Talking to Google Assistant is a real “wow, we’re officially in the future” moment for me, often to the point that it makes me wonder: How do voice-activated virtual assistants work? Specifically, how do they understand what someone is asking, then provide a correct, useful and even delightful response? For instance, a few weeks ago, I was playing around with Assistant before getting to my actual question, which was, naturally, food-related. I said, “Hey Google, what’s your favorite food?” Assistant’s answer was swift: “I’m always hungry for knowledge,” it said. As the cherry on top, the written version that appeared as Assistant spoke had a fork and knife emoji at the end of the sentence.
Assistant can respond to so many different types of queries. Whether you’re curious about the biggest mammal in the world or if your favorite ice cream shop is open, chances are Assistant can answer that for you. And the team that works on Assistant is constantly thinking about how to make its responses better, faster and more helpful than ever. To learn more, I spoke with Distinguished Scientist Françoise Beaufays, an engineer and researcher on Google’s speech team, for a primer on how Assistant understands voice queries and then delivers satisfying (and often charming) answers.
Françoise, what exactly do you do at Google?
I lead the speech recognition team at Google. My job is to build speech recognition systems for all the products at Google that are powered by voice. The work my team does allows Assistant to hear its users, try to understand what its users want and then take action. It also lets us write captions on YouTube videos and in Meet as people speak and allows users to dictate text messages to their friends and family. Speech recognition technology is behind all of those experiences.
Why is it so key for speech recognition to work as well as possible with Assistant?
Assistant is based on understanding what someone said and then taking action based on that understanding. It’s so critical that the interaction is very smooth.

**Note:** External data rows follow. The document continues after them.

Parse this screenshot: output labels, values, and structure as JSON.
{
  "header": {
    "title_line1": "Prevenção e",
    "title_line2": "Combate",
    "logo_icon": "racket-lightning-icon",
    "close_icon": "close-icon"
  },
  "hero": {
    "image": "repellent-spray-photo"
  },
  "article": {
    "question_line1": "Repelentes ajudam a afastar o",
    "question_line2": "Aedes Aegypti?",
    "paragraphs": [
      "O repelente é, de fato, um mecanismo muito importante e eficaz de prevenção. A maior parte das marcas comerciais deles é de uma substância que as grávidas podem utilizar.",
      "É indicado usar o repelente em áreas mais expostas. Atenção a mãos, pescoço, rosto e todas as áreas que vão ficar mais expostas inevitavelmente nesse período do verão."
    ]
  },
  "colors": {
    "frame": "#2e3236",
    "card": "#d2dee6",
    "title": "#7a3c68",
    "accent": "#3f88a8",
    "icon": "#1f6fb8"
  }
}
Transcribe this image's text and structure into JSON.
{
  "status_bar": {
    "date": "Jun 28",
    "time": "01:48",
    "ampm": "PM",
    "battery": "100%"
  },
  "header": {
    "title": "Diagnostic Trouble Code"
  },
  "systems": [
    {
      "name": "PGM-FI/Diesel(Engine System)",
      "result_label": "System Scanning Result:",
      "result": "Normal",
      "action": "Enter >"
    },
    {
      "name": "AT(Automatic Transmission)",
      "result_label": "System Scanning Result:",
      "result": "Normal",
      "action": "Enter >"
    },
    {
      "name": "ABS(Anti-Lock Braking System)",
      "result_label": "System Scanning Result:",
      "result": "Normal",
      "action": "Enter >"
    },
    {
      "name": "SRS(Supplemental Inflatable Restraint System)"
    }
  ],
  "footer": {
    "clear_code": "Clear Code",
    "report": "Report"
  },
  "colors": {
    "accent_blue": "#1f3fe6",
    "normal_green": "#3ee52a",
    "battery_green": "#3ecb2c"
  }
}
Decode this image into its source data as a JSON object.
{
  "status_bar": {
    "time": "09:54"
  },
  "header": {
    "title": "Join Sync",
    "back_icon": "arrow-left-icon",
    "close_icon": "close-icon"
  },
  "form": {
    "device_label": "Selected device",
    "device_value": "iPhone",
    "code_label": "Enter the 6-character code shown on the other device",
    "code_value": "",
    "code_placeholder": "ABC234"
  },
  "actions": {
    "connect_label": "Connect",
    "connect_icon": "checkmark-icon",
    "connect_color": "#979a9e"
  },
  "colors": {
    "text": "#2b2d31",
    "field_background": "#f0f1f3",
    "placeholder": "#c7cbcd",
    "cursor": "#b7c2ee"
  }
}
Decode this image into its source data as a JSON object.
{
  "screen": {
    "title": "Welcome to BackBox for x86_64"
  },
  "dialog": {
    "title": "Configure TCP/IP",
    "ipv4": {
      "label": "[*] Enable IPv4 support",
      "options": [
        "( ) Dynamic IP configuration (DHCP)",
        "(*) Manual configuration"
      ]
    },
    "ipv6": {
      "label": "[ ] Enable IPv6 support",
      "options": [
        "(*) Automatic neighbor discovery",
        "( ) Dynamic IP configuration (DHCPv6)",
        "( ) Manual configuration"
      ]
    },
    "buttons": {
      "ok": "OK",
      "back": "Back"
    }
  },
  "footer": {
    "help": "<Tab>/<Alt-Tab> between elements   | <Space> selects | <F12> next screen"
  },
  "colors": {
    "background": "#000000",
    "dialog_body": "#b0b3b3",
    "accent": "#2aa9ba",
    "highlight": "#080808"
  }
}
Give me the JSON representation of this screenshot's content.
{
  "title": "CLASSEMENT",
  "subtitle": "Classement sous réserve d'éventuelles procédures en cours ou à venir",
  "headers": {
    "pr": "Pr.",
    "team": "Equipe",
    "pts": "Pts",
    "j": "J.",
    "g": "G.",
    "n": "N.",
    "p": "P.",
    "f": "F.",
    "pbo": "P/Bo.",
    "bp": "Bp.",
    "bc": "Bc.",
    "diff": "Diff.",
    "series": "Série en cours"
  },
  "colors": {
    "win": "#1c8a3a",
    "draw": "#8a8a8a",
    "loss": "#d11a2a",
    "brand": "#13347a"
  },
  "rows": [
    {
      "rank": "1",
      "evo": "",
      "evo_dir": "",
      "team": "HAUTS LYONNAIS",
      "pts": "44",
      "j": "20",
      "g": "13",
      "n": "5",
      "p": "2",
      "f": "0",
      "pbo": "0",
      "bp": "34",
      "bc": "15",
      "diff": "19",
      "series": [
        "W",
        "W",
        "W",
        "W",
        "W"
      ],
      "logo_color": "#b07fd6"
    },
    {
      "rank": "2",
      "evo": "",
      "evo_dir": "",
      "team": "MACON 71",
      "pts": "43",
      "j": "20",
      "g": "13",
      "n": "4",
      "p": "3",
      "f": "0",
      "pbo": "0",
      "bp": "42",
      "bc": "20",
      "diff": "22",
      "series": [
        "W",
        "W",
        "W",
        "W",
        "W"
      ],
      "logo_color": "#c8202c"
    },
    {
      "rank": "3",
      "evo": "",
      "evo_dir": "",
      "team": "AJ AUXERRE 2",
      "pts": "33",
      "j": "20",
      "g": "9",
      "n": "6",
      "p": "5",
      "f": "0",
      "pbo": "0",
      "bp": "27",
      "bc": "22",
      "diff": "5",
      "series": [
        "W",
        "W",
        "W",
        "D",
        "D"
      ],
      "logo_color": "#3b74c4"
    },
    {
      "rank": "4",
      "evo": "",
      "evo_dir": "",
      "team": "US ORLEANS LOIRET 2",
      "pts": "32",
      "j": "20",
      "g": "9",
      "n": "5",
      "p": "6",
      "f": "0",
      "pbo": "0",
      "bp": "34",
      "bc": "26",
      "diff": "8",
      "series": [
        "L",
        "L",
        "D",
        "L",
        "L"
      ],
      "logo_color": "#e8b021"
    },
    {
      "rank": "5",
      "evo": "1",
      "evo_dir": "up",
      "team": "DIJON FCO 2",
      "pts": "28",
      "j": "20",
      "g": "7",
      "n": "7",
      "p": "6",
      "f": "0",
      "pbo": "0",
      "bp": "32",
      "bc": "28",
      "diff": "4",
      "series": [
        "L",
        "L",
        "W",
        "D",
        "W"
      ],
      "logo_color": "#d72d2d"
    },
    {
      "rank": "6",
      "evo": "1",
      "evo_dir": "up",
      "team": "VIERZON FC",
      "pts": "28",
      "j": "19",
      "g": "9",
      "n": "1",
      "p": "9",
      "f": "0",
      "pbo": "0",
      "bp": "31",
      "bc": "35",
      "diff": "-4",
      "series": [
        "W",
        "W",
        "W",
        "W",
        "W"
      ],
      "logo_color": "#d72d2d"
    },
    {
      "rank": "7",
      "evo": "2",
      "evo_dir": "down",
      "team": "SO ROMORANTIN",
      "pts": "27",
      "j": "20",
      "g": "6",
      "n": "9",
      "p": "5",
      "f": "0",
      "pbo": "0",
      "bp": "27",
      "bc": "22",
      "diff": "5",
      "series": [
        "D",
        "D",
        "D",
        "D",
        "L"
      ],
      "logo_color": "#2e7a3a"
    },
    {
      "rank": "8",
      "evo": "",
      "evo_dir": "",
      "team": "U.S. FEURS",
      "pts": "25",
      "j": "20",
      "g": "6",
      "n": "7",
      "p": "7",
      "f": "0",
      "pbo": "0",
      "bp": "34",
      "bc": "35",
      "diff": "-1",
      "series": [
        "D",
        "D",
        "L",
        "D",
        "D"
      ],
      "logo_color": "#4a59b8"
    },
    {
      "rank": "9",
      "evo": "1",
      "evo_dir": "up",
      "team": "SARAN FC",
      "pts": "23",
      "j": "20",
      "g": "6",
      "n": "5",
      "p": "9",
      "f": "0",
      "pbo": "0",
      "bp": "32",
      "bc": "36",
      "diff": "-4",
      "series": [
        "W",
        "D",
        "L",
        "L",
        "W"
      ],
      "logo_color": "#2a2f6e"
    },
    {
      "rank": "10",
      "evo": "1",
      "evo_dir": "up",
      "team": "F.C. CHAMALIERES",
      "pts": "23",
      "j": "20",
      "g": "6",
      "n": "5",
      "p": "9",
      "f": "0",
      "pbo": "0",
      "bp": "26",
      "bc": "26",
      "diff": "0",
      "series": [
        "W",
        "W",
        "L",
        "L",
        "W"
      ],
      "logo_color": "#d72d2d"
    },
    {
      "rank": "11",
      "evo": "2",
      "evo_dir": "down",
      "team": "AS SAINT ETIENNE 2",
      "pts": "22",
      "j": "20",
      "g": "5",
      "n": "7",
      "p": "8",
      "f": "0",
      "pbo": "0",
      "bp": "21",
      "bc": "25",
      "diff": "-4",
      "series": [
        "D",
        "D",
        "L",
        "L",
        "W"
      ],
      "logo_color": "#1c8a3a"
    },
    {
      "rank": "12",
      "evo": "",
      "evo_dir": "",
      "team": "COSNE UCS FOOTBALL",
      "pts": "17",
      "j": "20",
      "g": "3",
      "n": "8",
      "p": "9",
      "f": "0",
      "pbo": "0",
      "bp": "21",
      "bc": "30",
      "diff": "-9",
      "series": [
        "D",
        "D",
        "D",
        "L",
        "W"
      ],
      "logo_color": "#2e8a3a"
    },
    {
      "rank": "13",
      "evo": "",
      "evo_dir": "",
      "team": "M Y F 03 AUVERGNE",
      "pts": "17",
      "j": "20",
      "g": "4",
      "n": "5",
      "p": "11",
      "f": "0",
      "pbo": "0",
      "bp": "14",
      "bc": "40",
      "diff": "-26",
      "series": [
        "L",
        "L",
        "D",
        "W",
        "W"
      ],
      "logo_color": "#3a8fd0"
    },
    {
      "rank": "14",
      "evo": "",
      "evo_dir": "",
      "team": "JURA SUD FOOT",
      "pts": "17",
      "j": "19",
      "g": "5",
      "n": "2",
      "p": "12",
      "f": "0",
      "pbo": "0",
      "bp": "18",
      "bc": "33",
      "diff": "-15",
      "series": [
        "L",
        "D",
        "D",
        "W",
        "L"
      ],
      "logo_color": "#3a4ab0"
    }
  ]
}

You only decide to do something by voice that you could do with your fingers if it provides a benefit. If you speak to a machine, and you’re not confident it can understand you quickly, the delight disappears.
So how does the machine understand what you’re asking? How did it learn to recognize spoken words in the first place?
Everything in speech recognition is machine learning. Machine learning is a type of technology where an algorithm is used to help a “model” learn from data. The way we build a speech recognition system is not by writing rules like: If someone is speaking and makes a sound “k” that lasts 10 to 30 milliseconds and then a sound “a” that lasts 50 to 80 milliseconds, maybe the person is about to say “cat.” Machine learning is more intelligent than that. So, instead, we would present a bunch of audio snippets to the model and tell the model, here, someone said, “This cat is happy.” Here, someone said, “That dog is tired.” Progressively, the model will learn the difference. And it will also understand variations of the original snippets, like “This cat is tired” or “This dog is not happy,” no matter who says it.
The models we use nowadays in Assistant to do this are deep neural networks.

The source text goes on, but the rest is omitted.